Life Moves Too Swiftly to be Early

Dear Friends,

            Being habitually early can be just as annoying to others as being habitually late.  I know because I am of the early arrivers.  My dear sister (of blessed memory) would lie about the start time for family events.  She always added at least an hour to my invitation so that I would come at the same time as everyone else.  Although I am an optimistic person, as a compulsive person, and as a Jew, as a rabbi, and as a New Yorker, I have a sense of inevitability that, well, you never know what’s gonna happen.

            This thought definitely informs my work.  I try to stay three sessions ahead of the class in my seminar preparations, and I always have a couple of Friday night services in the bag, just in case.  So it will surprise no one to learn that I am particularly compulsive about the High Holidays.  I make comments on the service outlines at the end of each service.  I collect poetry, quotations from, newspaper and magazine clippings, and write titles and outlines for possible talks throughout the year.  Though literally having material in the box when I begin my preparation in earnest immediately after Pesah, this exercise is often for naught when it comes to topics for talks.  Reading selections can usually withstand the passage of time, but what to talk about even a few weeks in advance of the Holidays can prove to be fruitless.  Two years ago, I ended up writing two new addresses a week before Rosh HaShanah.  What I had written was no longer relevant – to me. 

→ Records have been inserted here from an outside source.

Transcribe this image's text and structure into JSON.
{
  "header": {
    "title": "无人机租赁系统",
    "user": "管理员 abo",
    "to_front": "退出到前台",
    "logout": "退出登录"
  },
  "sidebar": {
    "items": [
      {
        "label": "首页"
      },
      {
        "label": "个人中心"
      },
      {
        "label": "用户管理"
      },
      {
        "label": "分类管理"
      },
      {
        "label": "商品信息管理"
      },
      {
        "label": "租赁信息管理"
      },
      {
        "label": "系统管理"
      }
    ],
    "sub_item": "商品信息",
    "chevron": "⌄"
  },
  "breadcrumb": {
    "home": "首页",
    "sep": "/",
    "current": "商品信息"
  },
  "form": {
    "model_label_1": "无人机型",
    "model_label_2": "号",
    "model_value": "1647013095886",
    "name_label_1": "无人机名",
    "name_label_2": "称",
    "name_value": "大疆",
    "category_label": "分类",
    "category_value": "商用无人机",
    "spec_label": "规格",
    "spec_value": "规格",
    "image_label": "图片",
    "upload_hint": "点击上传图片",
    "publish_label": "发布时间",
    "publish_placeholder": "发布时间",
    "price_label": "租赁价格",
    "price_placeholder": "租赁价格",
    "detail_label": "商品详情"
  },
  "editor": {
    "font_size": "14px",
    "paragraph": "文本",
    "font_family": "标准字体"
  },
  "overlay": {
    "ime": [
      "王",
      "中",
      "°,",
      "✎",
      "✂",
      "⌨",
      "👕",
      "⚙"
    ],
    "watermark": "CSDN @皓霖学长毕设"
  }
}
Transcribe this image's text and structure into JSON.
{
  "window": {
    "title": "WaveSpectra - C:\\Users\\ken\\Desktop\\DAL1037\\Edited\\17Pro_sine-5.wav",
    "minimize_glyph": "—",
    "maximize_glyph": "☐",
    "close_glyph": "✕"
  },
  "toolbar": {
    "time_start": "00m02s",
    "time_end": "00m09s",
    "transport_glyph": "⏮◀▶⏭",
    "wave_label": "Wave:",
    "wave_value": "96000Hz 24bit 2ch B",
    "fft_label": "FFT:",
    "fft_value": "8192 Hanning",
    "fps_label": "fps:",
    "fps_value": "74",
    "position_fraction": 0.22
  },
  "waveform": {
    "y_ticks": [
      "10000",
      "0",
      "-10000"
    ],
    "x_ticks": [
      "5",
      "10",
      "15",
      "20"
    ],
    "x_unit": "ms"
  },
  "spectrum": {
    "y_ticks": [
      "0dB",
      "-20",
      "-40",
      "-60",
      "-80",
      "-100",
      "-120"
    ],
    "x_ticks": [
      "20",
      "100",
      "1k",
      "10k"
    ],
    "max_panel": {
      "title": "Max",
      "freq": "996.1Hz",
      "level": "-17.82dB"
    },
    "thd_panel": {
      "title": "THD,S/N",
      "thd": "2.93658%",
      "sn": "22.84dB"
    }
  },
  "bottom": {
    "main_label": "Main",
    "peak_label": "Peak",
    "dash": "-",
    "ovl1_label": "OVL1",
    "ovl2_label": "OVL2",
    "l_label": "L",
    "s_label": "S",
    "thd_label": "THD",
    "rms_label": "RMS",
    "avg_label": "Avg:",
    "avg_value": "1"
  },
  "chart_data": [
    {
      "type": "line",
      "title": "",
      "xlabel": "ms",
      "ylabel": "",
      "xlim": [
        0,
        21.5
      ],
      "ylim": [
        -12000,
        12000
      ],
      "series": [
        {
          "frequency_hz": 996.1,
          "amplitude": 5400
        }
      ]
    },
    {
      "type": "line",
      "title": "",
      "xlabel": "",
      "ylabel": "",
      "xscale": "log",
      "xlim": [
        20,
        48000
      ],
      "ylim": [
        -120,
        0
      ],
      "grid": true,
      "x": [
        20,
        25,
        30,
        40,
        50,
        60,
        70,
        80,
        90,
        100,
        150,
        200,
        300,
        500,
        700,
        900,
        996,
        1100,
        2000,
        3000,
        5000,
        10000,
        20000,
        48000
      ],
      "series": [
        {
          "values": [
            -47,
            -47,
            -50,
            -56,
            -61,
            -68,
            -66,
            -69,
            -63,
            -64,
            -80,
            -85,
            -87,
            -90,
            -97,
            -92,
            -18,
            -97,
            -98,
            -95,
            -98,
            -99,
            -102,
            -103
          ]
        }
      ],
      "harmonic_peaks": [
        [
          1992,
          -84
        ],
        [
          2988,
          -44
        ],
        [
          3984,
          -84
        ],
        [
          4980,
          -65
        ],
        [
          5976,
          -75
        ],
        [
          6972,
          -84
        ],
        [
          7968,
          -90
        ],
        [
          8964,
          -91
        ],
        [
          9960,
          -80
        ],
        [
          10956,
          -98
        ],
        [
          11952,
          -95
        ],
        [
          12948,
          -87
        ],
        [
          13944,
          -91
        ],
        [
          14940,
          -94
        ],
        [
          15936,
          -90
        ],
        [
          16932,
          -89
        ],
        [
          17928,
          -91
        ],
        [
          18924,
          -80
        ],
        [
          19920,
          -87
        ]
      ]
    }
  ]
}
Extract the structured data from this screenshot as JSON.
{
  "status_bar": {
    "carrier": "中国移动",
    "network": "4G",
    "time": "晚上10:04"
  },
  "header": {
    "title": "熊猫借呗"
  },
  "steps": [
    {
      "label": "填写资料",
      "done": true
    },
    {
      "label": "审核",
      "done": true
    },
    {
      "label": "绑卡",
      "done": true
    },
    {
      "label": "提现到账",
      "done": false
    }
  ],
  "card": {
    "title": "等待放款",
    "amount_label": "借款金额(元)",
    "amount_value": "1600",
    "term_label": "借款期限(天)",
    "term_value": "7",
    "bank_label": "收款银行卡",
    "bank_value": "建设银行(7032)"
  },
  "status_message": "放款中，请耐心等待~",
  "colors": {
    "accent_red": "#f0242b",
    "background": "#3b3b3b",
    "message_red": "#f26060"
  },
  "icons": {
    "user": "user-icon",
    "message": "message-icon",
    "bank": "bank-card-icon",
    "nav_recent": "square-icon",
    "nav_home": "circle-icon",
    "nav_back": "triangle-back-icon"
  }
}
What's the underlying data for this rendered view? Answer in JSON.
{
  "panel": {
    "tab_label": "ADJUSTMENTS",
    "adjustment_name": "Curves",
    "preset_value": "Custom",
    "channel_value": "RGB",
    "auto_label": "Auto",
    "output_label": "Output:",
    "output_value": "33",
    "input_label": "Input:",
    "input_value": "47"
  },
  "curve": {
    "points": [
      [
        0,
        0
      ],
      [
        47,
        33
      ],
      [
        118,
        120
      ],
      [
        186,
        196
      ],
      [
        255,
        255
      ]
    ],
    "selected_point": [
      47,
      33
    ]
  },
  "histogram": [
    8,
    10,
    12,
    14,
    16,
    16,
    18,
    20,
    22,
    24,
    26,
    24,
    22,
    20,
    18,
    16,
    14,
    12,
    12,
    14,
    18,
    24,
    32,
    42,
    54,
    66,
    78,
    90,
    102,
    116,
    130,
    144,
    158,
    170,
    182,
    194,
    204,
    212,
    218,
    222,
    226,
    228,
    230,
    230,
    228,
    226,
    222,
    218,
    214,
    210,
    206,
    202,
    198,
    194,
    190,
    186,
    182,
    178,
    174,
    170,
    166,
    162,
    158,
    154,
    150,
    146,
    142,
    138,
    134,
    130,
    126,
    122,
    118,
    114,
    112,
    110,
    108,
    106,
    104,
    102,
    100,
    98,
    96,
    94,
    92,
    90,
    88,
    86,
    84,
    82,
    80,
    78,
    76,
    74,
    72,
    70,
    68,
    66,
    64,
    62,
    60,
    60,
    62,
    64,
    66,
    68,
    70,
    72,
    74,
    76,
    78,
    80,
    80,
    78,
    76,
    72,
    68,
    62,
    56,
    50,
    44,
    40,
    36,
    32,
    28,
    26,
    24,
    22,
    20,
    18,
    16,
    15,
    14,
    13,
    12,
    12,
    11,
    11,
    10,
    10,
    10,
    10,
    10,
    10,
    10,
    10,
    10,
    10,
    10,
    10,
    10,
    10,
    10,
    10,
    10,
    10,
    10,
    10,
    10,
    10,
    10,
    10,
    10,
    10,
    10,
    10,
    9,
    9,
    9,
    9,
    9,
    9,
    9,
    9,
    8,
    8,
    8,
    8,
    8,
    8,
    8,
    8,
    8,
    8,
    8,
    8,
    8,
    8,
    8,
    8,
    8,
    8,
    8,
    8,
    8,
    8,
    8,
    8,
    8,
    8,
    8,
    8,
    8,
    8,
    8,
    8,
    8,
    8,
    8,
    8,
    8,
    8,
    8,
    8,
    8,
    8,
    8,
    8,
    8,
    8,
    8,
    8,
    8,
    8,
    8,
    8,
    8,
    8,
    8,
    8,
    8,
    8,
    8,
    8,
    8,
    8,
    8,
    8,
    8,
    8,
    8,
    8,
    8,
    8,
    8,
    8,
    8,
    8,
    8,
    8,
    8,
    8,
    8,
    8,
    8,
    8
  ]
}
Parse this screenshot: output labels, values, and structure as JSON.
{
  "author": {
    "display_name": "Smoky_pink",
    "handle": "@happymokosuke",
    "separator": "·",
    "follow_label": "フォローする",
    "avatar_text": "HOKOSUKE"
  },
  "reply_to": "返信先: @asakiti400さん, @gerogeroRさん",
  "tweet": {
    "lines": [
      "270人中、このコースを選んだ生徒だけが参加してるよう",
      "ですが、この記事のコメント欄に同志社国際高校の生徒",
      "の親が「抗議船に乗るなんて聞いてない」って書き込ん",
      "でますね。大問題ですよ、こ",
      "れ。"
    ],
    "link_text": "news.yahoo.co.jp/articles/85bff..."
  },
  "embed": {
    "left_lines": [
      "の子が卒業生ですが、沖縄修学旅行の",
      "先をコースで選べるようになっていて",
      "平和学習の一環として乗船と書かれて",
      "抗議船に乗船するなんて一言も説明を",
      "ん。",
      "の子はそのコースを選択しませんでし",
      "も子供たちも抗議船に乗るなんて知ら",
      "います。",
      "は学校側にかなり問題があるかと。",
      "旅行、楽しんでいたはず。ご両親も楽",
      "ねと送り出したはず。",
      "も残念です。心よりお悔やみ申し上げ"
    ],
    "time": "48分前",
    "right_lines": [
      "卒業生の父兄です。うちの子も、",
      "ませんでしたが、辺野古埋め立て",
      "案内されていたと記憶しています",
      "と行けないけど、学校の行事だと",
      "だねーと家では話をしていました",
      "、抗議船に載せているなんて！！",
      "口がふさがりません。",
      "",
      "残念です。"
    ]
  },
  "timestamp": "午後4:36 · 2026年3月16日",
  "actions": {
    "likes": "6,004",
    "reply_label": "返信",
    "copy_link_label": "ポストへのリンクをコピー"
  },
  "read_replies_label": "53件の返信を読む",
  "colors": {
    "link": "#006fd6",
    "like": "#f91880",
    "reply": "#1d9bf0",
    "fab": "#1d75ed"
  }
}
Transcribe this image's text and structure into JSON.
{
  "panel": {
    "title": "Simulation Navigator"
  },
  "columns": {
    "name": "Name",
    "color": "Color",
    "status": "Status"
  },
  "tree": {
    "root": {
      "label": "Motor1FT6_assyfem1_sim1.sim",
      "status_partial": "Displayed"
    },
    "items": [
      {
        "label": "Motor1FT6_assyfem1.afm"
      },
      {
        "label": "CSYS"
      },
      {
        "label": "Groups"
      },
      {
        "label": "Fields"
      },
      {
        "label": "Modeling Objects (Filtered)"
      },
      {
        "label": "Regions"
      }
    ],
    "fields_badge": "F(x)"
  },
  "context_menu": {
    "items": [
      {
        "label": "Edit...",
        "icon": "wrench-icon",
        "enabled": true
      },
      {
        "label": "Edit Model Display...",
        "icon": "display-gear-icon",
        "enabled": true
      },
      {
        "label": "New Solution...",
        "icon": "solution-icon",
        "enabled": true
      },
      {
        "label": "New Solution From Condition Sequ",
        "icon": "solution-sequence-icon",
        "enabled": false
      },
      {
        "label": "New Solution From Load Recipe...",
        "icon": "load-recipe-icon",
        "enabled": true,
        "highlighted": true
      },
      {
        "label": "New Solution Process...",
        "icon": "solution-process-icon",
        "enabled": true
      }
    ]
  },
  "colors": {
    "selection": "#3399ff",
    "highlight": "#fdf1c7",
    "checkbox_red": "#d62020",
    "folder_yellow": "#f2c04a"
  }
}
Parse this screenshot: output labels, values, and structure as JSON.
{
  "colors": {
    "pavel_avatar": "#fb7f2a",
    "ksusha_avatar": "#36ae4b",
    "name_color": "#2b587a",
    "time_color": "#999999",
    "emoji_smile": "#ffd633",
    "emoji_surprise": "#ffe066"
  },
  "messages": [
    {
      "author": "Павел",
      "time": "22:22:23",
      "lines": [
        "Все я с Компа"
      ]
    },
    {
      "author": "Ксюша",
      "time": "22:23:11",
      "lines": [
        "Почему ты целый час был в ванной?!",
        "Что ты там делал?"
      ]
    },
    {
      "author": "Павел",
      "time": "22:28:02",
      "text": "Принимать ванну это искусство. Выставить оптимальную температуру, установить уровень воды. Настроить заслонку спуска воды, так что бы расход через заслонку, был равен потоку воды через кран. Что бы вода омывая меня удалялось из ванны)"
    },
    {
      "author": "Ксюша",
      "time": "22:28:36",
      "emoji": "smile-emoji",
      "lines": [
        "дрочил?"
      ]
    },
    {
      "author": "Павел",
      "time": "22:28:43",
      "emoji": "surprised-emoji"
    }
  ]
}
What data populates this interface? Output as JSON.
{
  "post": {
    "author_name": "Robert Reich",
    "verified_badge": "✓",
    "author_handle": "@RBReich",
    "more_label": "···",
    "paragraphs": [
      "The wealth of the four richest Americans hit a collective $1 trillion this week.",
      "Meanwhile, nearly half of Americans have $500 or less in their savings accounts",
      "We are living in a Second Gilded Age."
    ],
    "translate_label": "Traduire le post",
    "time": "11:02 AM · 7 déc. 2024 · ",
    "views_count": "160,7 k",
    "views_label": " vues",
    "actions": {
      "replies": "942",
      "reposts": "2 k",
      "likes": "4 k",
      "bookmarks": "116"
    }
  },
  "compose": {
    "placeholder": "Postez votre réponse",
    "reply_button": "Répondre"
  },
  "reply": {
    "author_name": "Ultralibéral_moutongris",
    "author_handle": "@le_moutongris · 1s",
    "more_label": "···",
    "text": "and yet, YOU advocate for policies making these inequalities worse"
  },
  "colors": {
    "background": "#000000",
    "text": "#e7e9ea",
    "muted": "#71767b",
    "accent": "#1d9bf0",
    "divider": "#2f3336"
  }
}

A lot of this has to do with life itself.  Life is just too damned dynamic.  Two days ago I looked at the Sweet 100’s in the garden, and I worried over their survival.  This morning their branches were bent heavy under the weight of tiny green orbs.  On Father’s Day, I sat next to my three-year-old grandson, Izzy, at a ballgame wondrous that he could identify the airline of every plane flying overhead.  (He didn’t realize that you’re supposed to watch the field and not the sky for the action.)  How and when did he learn to do that?  As for his sister, Lainie, age six, she volunteered what happens when the pitcher fails to deliver the ball within the allotted time under baseball’s new rules.  I had no idea they had changed the rules; I had no idea Lainie had any interest in the game.   From then until now, Prigozhin confronted Putin, the Supreme Court ruled limiting State control over elections (who could have predicted that?), and Sheldon Harnick died.

All this, and we haven’t yet reached the Fourth of July.  And we’re months away from Rosh HaShanah to say nothing of Yom Kippur.  From now until then, new beings will enter the world, and old ones will move past life.  I will have eaten the Sweet 100’s and some squash (thanks to a phantom gardener), squash that now exists only ‘in the mind of God’  Politicians will campaign for an election more than a year away (talk about annoyance at early ‘comers’), and people will die in war, and people will die for peace, and some will live in peace.  There are too many possibilities to contemplate or prepare for the year 5784.   Maybe this year I’ll wait until September to write and spend the summer watching the skies for planes with Izzy, or even for stars. 

I wish you a pleasant summer busy with gazing and wonder.